Interview with T., male, very handsome, 40 years. August 2010

A: Hello T., how are you?

T: I am OK so far. I have been reading John Welwood. Do you remember?

A: Yes, I do. You told me of his books when we met last week. Can I ask you some questions regarding the content of Welwood´s book?

T: Sure, go ahead.

A: Can you sum up what you have read so far?

T: Yes. Welwood refers to a picture from the Indian mythology where the goddess Kali is standing on a dead man´s body holding a white baton in one of her hands.
I can´t remember in which one though. As much as I understood,  Welwood uses this picture where Kali stands for the feminine energy or force and the white baton resembles the masculine Yang energy, to point to, that the majority of men are “escaping”  from their emotions into thinking/  mind. The white baton in Kali´s hand is a calling to give space to emotions in order to go beyond them.

Welwood explains further, that a newborn baby´s mind is unable to reflect in any way about her/himself or any given situation. The newborn child is  totally open.
In most cases the parents are unable to give space to their baby / toddler and hold her / him safely and to allow their experiences to happen.
Since the parents do not know any better they put the baby under pressure by training her/him certain behaviour patterns. Moreover the parents act out of their own personal limitations, which get built in the newborn´s personality. Out of experiencing shock and pain, the baby closes up. The older the child gets,  the more she/he develops strategies to avoid pain.

A: Some children compensate the lack of love and affection “with active behaviour” and develop extroverted personalities and others compensate the lack  “ with passive behaviour” which means they build up introverted personalities.
Later in life passive behaviour patterns can get easily mixed up with Stillness.

T: Yes, you may be right with this.
Welwood says, that we learn to retrieve via our behaviour patterns the other´s attention and if we are lucky, affection and love. Instead of getting aware of our vertical connection we reach out on the horizontal level for any attention of other personalities.

A: T., you mentioned that men are more or less uneasy with being emotional and turn easily into their thinking mind. Do you have any idea why this is so?

T: Man are dominated by Yang energy. Let´s say,  they have access to deeper levels of the collective Yang energy. On this level they learn of the knowing that emotions are “unreal” and merely illusions. Somehow they alienate this knowing into the level of personality (ego) which itself is an illusionary state of consciousness. They confuse being with ego.
Instead of allowing emotions to happen on the level of ego (= level of personality ) in order to accept and go beyond them, they cut them off.

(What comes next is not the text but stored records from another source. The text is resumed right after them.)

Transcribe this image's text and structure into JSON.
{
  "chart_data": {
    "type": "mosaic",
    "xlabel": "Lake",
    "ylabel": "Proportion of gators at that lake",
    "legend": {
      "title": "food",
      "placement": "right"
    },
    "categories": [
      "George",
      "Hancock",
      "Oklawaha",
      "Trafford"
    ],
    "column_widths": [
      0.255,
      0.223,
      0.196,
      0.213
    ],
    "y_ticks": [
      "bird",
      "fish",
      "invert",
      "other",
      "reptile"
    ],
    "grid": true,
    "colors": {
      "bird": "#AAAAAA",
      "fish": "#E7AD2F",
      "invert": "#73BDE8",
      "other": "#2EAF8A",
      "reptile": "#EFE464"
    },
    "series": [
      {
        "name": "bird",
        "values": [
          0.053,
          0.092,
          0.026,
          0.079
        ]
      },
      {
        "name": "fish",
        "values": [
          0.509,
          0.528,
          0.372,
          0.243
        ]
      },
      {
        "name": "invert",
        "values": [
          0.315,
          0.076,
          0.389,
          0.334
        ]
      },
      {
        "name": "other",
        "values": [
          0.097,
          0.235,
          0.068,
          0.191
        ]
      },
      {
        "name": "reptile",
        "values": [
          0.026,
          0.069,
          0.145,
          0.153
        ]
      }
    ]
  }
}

A: Our outside life situation represents our inside settings of our personality.
If a man cuts off his emotions, which represent on the level of form (ego) part of the feminine energy, then he must be rather unable to maintain in his life situation an ongoing relationship with a “real” woman ?
He may have a female being next to him but he cannot become “whole” / “one”  with her.
The female being may take any other role like i.e. the one of a mother.

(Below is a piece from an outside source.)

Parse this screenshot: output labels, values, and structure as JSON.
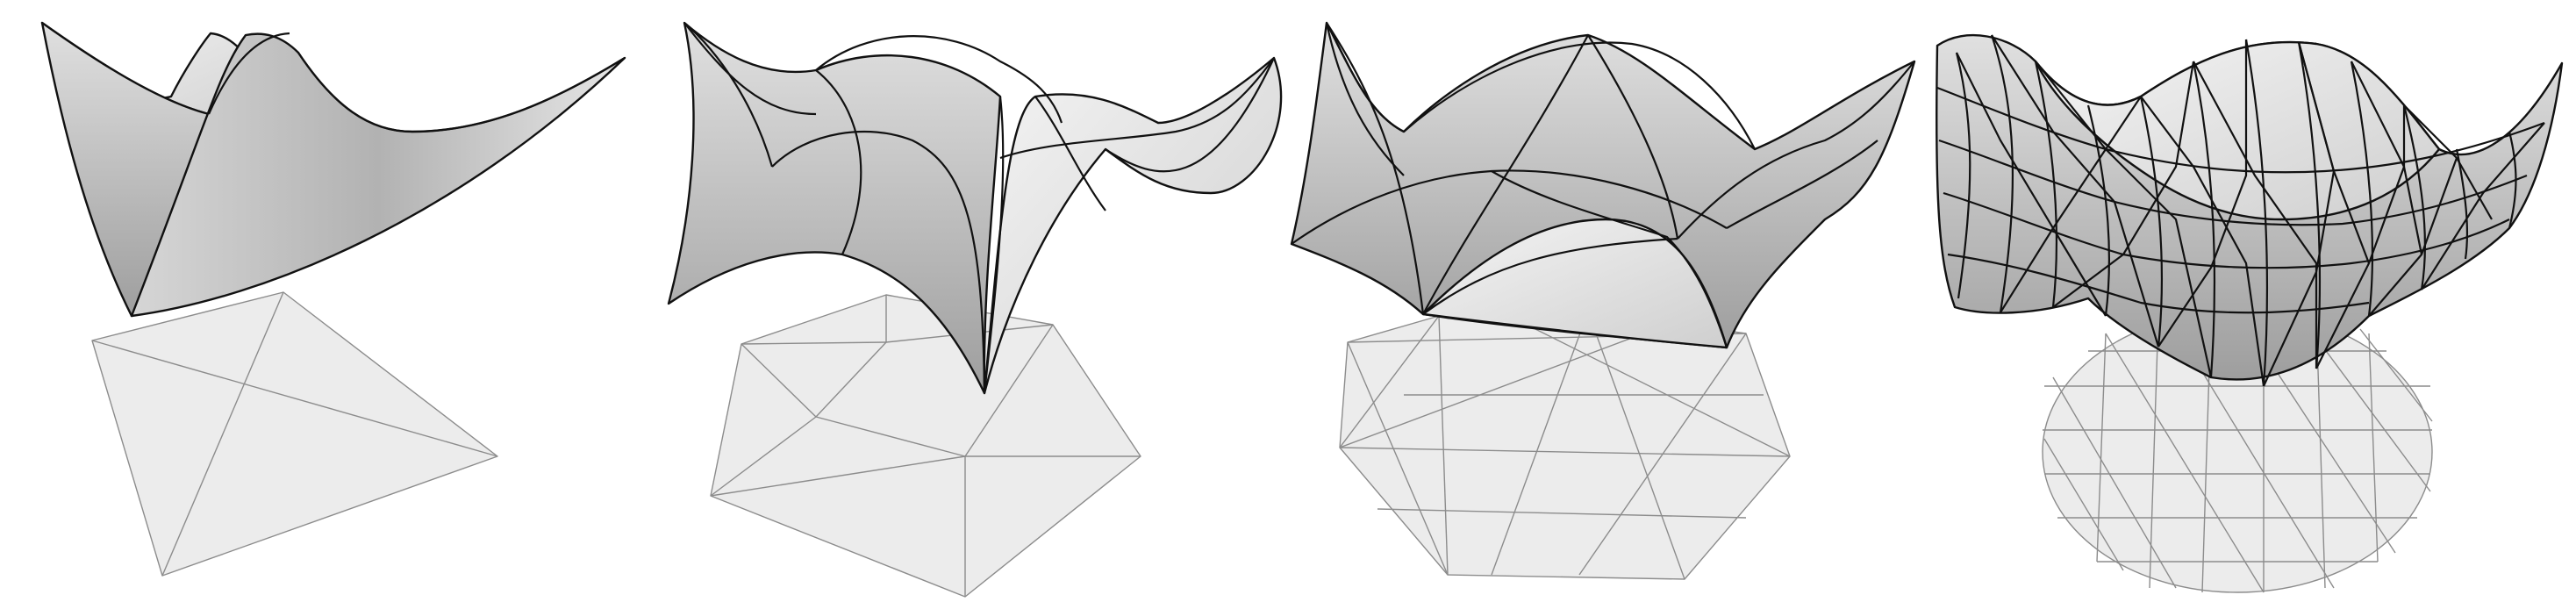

T: Yes. This is why I have preferred not to have a close relationship to any woman for quite a while now.

A: T., how about if men and women could use relationships to assist each other in becoming aware?

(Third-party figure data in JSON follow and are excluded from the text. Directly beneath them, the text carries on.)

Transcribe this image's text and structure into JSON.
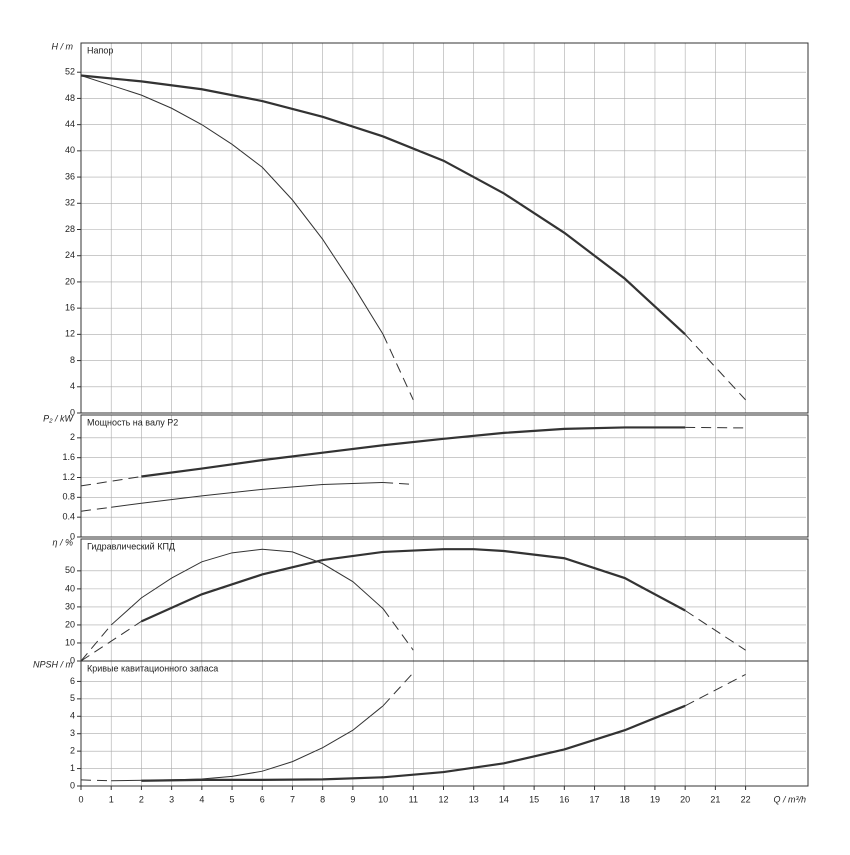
{
  "chart_data": [
    {
      "type": "line",
      "title": "Напор",
      "ylabel": "H / m",
      "xlim": [
        0,
        24
      ],
      "ylim": [
        0,
        56
      ],
      "yticks": [
        0,
        4,
        8,
        12,
        16,
        20,
        24,
        28,
        32,
        36,
        40,
        44,
        48,
        52
      ],
      "grid": true,
      "series": [
        {
          "color": "#333",
          "style": "solid",
          "width": 2.2,
          "x": [
            0,
            2,
            4,
            6,
            8,
            10,
            12,
            14,
            16,
            18,
            20
          ],
          "values": [
            51.5,
            50.6,
            49.4,
            47.6,
            45.2,
            42.2,
            38.5,
            33.5,
            27.5,
            20.5,
            12
          ]
        },
        {
          "color": "#333",
          "style": "dashed",
          "width": 1,
          "x": [
            20,
            21,
            22
          ],
          "values": [
            12,
            7,
            2
          ]
        },
        {
          "color": "#333",
          "style": "solid",
          "width": 1,
          "x": [
            0,
            1,
            2,
            3,
            4,
            5,
            6,
            7,
            8,
            9,
            10
          ],
          "values": [
            51.5,
            50,
            48.5,
            46.5,
            44,
            41,
            37.5,
            32.5,
            26.5,
            19.5,
            12
          ]
        },
        {
          "color": "#333",
          "style": "dashed",
          "width": 1,
          "x": [
            10,
            10.5,
            11
          ],
          "values": [
            12,
            7,
            2
          ]
        }
      ]
    },
    {
      "type": "line",
      "title": "Мощность на валу P2",
      "ylabel": "P₂ / kW",
      "xlim": [
        0,
        24
      ],
      "ylim": [
        0,
        2.4
      ],
      "yticks": [
        0,
        0.4,
        0.8,
        1.2,
        1.6,
        2
      ],
      "grid": true,
      "series": [
        {
          "color": "#333",
          "style": "dashed",
          "width": 1,
          "x": [
            0,
            2
          ],
          "values": [
            1.03,
            1.22
          ]
        },
        {
          "color": "#333",
          "style": "solid",
          "width": 2.2,
          "x": [
            2,
            4,
            6,
            8,
            10,
            12,
            14,
            16,
            18,
            20
          ],
          "values": [
            1.22,
            1.38,
            1.55,
            1.7,
            1.85,
            1.98,
            2.1,
            2.18,
            2.21,
            2.21
          ]
        },
        {
          "color": "#333",
          "style": "dashed",
          "width": 1,
          "x": [
            20,
            22
          ],
          "values": [
            2.21,
            2.2
          ]
        },
        {
          "color": "#333",
          "style": "dashed",
          "width": 1,
          "x": [
            0,
            1
          ],
          "values": [
            0.52,
            0.6
          ]
        },
        {
          "color": "#333",
          "style": "solid",
          "width": 1,
          "x": [
            1,
            2,
            4,
            6,
            8,
            10
          ],
          "values": [
            0.6,
            0.68,
            0.83,
            0.96,
            1.06,
            1.1
          ]
        },
        {
          "color": "#333",
          "style": "dashed",
          "width": 1,
          "x": [
            10,
            11
          ],
          "values": [
            1.1,
            1.06
          ]
        }
      ]
    },
    {
      "type": "line",
      "title": "Гидравлический КПД",
      "ylabel": "η / %",
      "xlim": [
        0,
        24
      ],
      "ylim": [
        0,
        66
      ],
      "yticks": [
        0,
        10,
        20,
        30,
        40,
        50
      ],
      "grid": true,
      "series": [
        {
          "color": "#333",
          "style": "dashed",
          "width": 1,
          "x": [
            0,
            2
          ],
          "values": [
            0,
            22
          ]
        },
        {
          "color": "#333",
          "style": "solid",
          "width": 2.2,
          "x": [
            2,
            4,
            6,
            8,
            10,
            12,
            13,
            14,
            16,
            18,
            20
          ],
          "values": [
            22,
            37,
            48,
            56,
            60.5,
            62,
            62,
            61,
            57,
            46,
            28
          ]
        },
        {
          "color": "#333",
          "style": "dashed",
          "width": 1,
          "x": [
            20,
            22
          ],
          "values": [
            28,
            6
          ]
        },
        {
          "color": "#333",
          "style": "dashed",
          "width": 1,
          "x": [
            0,
            1
          ],
          "values": [
            0,
            20
          ]
        },
        {
          "color": "#333",
          "style": "solid",
          "width": 1,
          "x": [
            1,
            2,
            3,
            4,
            5,
            6,
            7,
            8,
            9,
            10
          ],
          "values": [
            20,
            35,
            46,
            55,
            60,
            62,
            60.5,
            54,
            44,
            29
          ]
        },
        {
          "color": "#333",
          "style": "dashed",
          "width": 1,
          "x": [
            10,
            11
          ],
          "values": [
            29,
            6
          ]
        }
      ]
    },
    {
      "type": "line",
      "title": "Кривые кавитационного запаса",
      "ylabel": "NPSH / m",
      "xlabel": "Q / m³/h",
      "xlim": [
        0,
        24
      ],
      "ylim": [
        0,
        7
      ],
      "yticks": [
        0,
        1,
        2,
        3,
        4,
        5,
        6
      ],
      "grid": true,
      "xticks": [
        0,
        1,
        2,
        3,
        4,
        5,
        6,
        7,
        8,
        9,
        10,
        11,
        12,
        13,
        14,
        15,
        16,
        17,
        18,
        19,
        20,
        21,
        22
      ],
      "series": [
        {
          "color": "#333",
          "style": "dashed",
          "width": 1,
          "x": [
            0,
            1
          ],
          "values": [
            0.35,
            0.3
          ]
        },
        {
          "color": "#333",
          "style": "solid",
          "width": 2.2,
          "x": [
            2,
            4,
            6,
            8,
            10,
            12,
            14,
            16,
            18,
            20
          ],
          "values": [
            0.3,
            0.35,
            0.35,
            0.38,
            0.5,
            0.8,
            1.3,
            2.1,
            3.2,
            4.6
          ]
        },
        {
          "color": "#333",
          "style": "dashed",
          "width": 1,
          "x": [
            20,
            22
          ],
          "values": [
            4.6,
            6.4
          ]
        },
        {
          "color": "#333",
          "style": "solid",
          "width": 1,
          "x": [
            1,
            3,
            4,
            5,
            6,
            7,
            8,
            9,
            10
          ],
          "values": [
            0.3,
            0.35,
            0.4,
            0.55,
            0.85,
            1.4,
            2.2,
            3.2,
            4.6
          ]
        },
        {
          "color": "#333",
          "style": "dashed",
          "width": 1,
          "x": [
            10,
            11
          ],
          "values": [
            4.6,
            6.5
          ]
        }
      ]
    }
  ]
}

T: This for sure is a possibility although I am not sure if I would choose it.

A: Thank you very much for your time and openness

T: You are welcome as always.

This entry was posted in On the sofa and tagged , , , , , , , . Bookmark the permalink.

2 Responses to Interview with T., male, very handsome, 40 years. August 2010

  1. Michaela says:

    Sister A, please do not forget that we can use visuals on this site. So I am fully expecting to actually see a picture this very handsome interview partner of your’s…lol

  2. Angelika says:

    Well Michaela, you know how much we appreciate privacy in Germany, don´t you?